Autologous hematopoietic stem cell transplantation (AHSCT) increases C-peptide levels and induces insulin independence in patients with type 1 diabetes. This study aimed to investigate how clinical outcomes may associate with the immunological status, especially concerning the balance between immunoregulation and autoreactivity. Twenty-one type 1 diabetes patients were monitored after AHSCT and assessed every 6 months for duration of insulin independence, C-peptide levels, frequencies of islet-specific autoreactive CD8 T cells (CTL), regulatory lymphocyte subsets, thymic function, and T-cell repertoire diversity. In median follow-up of 78 (range 15-106) months, all patients became insulin-independent, resuming insulin after median of 43 (range 6-100) months. Patients were retrospectively divided into short- or prolonged-remission groups, according to duration of insulin independence. For the entire follow-up, CD3CD4 T-cell numbers remained lower than baseline in both groups, whereas CD3CD8 T-cell levels did not change, resulting in a CD4/CD8 ratio inversion. Memory CTL comprehended most of T cells detected on long-term follow-up of patients after AHSCT. B cells reconstituted to baseline levels at 2-3 months post-AHSCT in both patient groups. In the prolonged-remission-group, baseline islet-specific T-cell autoreactivity persisted after transplantation, but regulatory T cell counts increased.
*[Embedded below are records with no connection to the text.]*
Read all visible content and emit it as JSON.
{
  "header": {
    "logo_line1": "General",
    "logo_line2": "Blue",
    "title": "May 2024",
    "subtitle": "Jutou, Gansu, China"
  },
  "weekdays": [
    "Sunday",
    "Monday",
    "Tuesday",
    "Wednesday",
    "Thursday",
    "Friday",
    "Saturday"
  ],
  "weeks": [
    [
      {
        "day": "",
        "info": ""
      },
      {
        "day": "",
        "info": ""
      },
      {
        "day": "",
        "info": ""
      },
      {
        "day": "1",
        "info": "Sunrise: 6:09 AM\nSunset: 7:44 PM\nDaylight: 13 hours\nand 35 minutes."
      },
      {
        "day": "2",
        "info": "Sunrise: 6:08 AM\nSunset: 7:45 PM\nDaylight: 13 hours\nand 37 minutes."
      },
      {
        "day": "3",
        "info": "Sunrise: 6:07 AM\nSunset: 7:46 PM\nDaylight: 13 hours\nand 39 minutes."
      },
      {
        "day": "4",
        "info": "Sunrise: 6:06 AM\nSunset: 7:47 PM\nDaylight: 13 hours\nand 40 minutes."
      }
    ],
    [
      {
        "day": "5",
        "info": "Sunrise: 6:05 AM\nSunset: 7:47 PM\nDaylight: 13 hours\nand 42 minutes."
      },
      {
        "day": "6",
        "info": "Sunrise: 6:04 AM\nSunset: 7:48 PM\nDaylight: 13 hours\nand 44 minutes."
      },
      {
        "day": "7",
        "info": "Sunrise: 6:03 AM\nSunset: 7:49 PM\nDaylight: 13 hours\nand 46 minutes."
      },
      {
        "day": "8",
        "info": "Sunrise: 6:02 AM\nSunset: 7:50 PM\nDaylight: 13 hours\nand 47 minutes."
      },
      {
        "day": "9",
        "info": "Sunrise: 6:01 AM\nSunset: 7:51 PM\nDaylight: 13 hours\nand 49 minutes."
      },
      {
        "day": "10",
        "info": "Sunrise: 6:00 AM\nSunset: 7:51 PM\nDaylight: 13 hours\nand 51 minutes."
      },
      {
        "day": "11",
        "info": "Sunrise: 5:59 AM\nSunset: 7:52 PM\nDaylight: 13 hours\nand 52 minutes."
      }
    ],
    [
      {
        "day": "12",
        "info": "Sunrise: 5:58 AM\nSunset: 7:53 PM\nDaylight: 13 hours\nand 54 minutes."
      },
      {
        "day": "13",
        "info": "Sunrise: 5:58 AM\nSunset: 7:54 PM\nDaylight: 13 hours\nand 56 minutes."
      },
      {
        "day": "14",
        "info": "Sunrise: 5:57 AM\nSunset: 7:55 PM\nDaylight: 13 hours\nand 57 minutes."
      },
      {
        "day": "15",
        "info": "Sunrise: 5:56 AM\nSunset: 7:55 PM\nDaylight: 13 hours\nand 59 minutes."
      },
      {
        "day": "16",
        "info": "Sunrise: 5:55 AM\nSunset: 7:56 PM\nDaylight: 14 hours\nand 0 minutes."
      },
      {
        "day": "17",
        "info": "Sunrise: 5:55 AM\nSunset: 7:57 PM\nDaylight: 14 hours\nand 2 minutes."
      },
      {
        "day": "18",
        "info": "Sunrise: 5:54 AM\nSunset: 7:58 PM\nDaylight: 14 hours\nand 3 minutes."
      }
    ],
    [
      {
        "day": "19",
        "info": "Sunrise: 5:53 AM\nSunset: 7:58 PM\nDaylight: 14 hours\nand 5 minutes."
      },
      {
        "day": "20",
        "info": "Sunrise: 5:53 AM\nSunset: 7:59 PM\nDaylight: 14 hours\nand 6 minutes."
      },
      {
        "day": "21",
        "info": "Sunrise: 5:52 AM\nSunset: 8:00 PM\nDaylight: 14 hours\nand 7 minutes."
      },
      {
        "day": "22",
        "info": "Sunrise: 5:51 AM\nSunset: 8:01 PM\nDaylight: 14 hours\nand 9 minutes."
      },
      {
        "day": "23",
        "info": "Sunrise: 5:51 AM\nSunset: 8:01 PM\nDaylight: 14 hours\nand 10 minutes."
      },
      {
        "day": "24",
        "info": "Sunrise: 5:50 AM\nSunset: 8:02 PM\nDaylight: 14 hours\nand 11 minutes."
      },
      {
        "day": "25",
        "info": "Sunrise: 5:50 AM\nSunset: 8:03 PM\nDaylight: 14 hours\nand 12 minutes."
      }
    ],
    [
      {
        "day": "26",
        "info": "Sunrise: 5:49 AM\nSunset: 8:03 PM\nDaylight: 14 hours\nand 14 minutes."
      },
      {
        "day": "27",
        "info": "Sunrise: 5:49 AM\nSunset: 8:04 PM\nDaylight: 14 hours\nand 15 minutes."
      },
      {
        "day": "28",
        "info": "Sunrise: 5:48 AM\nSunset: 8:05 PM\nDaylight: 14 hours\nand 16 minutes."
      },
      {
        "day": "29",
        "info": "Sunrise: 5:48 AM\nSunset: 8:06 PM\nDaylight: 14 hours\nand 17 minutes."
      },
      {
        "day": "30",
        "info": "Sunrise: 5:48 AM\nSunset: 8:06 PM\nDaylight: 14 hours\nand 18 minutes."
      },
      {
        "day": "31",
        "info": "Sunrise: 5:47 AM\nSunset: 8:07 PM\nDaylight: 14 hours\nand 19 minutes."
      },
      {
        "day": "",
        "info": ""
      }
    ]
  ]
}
Patients with lower frequencies of autoreactive islet-specific T cells remained insulin-free longer and presented greater C-peptide levels than those with lower frequencies of these cells. Therefore, immune monitoring identified a subgroup of patients with superior clinical outcome of AHSCT. Our study shows that improved immunoregulation may balance autoreactivity endorsing better metabolic outcomes in patients with lower frequencies of islet-specific T cells. Development of new strategies of AHSCT is necessary to increase frequency and function of T and B regulatory cells and decrease efficiently autoreactive islet-specific T and B memory cells in type 1 diabetes patients undergoing transplantation.
自体造血干细胞移植(AHSCT)可提高1型糖尿病患者的C肽水平并诱导胰岛素自主分泌。本研究旨在探讨临床结局与免疫状态之间的关联,尤其是免疫调节与自身反应性之间的平衡。对21例1型糖尿病患者进行AHSCT后进行监测,每6个月评估一次胰岛素自主分泌持续时间、C肽水平、胰岛特异性自身反应性CD8 T细胞(CTL)频率、调节性淋巴细胞亚群、胸腺功能和T细胞受体库多样性。在中位随访78(范围15 - 106)个月时,所有患者均实现胰岛素自主分泌,在中位43(范围6 - 100)个月后恢复使用胰岛素。根据胰岛素自主分泌持续时间,将患者回顾性分为短期缓解组或长期缓解组。在整个随访期间,两组患者的CD3CD4 T细胞数量均低于基线水平,而CD3CD8 T细胞水平未发生变化,导致CD4/CD8比值倒置。记忆性CTL构成了AHSCT后患者长期随访中检测到的大部分T细胞。两组患者在AHSCT后2 - 3个月时B细胞恢复至基线水平。在长期缓解组中,移植后基线胰岛特异性T细胞自身反应性持续存在,但调节性T细胞计数增加。自身反应性胰岛特异性T细胞频率较低的患者比这些细胞频率较高的患者保持无胰岛素状态的时间更长,且C肽水平更高。因此,免疫监测确定了一组AHSCT临床结局较好的患者亚组。我们的研究表明,改善免疫调节可能平衡自身反应性,使胰岛特异性T细胞频率较低的患者获得更好的代谢结局。有必要开发新的AHSCT策略,以增加1型糖尿病移植患者中T和B调节细胞的频率和功能,并有效减少自身反应性胰岛特异性T和B记忆细胞。